La crise qui a affecté le secteur aérien semble bel et bien terminée. Les Salons aéronautiques de Berlin et Farnborough ont prouvé que les clients étaient de retour. C’est pour cela que nous avons revu à la hausse notre prévision de nouvelles commandes pour 2010, de 300 à 400 avions. Mais la crise aurait été bien plus sévère si nous n’avions pas eu une croissance continue en Asie. Evidemment, les politiques budgétaires restrictives engagées dans les pays européens comme la France, l’Allemagne ou la Grande-Bretagne auront un impact sur les dépenses militaires.

Dans l’aviation civile, est-ce le retour des mégacommandes, comme celle d’Emirates en juin dernier ou celle attendue de la Chine en novembre ?

Le fait qu’Emirates, qui utilise déjà l’A 380 depuis deux ans, en achète une trentaine de plus est un signe fort de confiance. Les cinq exploitants actuels de notre gros-porteur sont ravis, ils affichent des taux de remplissage jamais atteints sur un autre appareil. Après les difficultés et le stress endurés sur ce programme, c’est une belle récompense. En Chine, une seule compagnie a acheté l’A 380, mais je suis sûr que d’autres suivront bientôt.

Le best-seller d’Airbus, l’A 320, a été mis en service il y a vingt-deux ans. A quand une nouvelle version ?

L’A 320 vole depuis 1988, mais nous consacrons plus de 100 millions d’euros par an à son amélioration. Nous réfléchissons aujourd’hui à une remotorisation pour réduire la consommation et donc les coûts d’exploitation. Ce n’est pas une décision facile à prendre, car la situation d’Airbus est très tendue du côté des ressources en ingénierie. Beaucoup d’ingénieurs restent mobilisés sur l’A 380, nous sommes au milieu du développement de l’A 400 M [NDLR : l’avion de transport militaire] et nous entrons dans la phase de production pour l’A 350 XW [le nouveau long-courrier prévu pour 2013]. Il faut donc évaluer très sérieusement si nous sommes capables, en parallèle, de travailler sur un A 320 remotorisé. D’un point de vue stratégique, cela se justifie, mais, en tant que patron d’Airbus, je dois m’assurer que nous avons les moyens de le faire. Par le passé, nous n’avons pas été assez attentifs aux ressources. On a vu où cela nous a conduits ! Il n’est jamais bon de tout miser sur un seul avion. Si nous décidons in fine de ne pas faire l’A 320 Neo, pour ne pas mettre en péril les programmes en cours, le ciel ne nous tombera pas sur la tête.

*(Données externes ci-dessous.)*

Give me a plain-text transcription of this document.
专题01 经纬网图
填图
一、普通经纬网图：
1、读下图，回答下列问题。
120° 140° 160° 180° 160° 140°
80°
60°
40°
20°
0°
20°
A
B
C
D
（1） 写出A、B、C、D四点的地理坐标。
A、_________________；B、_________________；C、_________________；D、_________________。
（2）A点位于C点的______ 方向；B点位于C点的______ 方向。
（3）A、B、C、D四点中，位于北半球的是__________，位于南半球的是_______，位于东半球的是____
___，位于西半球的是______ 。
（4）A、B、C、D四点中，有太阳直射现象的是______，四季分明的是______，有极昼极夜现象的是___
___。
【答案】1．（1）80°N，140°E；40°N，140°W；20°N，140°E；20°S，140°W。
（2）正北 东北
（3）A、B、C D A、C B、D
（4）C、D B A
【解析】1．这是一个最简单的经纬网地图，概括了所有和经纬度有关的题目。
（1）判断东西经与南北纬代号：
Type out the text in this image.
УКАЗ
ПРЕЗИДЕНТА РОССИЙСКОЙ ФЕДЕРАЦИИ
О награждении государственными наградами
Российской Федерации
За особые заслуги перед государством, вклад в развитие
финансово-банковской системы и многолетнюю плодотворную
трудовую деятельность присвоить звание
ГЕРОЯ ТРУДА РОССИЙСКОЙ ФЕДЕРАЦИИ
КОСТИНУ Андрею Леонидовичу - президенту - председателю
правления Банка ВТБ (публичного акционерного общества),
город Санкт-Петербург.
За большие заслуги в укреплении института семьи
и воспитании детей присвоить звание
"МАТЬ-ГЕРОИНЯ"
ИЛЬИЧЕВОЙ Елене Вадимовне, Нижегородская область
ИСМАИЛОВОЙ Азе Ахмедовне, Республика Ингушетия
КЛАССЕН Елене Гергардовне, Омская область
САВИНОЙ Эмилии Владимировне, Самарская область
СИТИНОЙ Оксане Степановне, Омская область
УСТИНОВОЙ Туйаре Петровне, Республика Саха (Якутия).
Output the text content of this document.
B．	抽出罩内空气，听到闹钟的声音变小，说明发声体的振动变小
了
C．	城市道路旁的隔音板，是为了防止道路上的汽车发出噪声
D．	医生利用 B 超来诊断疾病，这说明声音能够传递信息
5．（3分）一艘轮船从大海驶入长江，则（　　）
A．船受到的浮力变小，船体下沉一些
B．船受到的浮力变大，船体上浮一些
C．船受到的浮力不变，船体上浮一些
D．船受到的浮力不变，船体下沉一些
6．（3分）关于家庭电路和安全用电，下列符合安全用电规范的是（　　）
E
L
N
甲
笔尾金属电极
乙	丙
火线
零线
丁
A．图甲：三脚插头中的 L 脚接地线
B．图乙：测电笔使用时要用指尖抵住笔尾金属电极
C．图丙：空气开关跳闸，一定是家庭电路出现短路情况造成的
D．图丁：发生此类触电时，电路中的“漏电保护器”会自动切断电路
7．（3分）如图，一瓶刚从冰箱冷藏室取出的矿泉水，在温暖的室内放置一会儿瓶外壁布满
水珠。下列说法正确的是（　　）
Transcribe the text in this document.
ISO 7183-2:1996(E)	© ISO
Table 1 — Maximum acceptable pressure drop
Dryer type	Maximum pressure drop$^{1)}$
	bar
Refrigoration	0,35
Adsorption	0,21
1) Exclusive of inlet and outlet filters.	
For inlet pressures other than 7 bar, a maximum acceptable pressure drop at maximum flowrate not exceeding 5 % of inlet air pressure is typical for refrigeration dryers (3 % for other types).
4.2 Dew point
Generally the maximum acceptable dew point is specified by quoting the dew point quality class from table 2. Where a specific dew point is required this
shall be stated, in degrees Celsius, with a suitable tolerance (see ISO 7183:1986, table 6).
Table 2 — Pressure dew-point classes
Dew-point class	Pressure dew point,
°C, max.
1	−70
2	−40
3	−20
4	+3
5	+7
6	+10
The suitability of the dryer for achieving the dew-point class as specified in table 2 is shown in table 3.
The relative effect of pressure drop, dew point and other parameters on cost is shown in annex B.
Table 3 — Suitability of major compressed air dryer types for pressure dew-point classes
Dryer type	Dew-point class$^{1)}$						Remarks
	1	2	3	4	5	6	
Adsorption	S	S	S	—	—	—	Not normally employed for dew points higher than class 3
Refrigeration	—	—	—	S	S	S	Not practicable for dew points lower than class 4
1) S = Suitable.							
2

Et si de nouveaux constructeurs, issus notamment des pays émergents, viennent concurrencer l’A 320 ?

Nous bénéficions d’une position très forte sur ce marché des moyens-courriers et disposons encore de plus de 2 000 avions en commande. Le créneau des 100-150 sièges est un prolongement logique pour les constructeurs d’avions régionaux comme le brésilien Embraer ou le canadien Bombardier. Les Russes, les Chinois et les Japonais ont aussi leurs projets. Bien sûr, les barrières à l’entrée sont élevées, en termes de financement, d’expérience et de compétences. Mais, d’ici à dix ans, le duopole Airbus-Boeing aura certainement disparu et nous devrons affronter ces nouveaux concurrents. Ne faisons pas l’erreur de les sous-estimer. Pendant des années, Airbus n’a pas été pris au sérieux par son principal rival : cela nous a grandement bénéficié.

Comment se préparer à cette nouvelle donne ?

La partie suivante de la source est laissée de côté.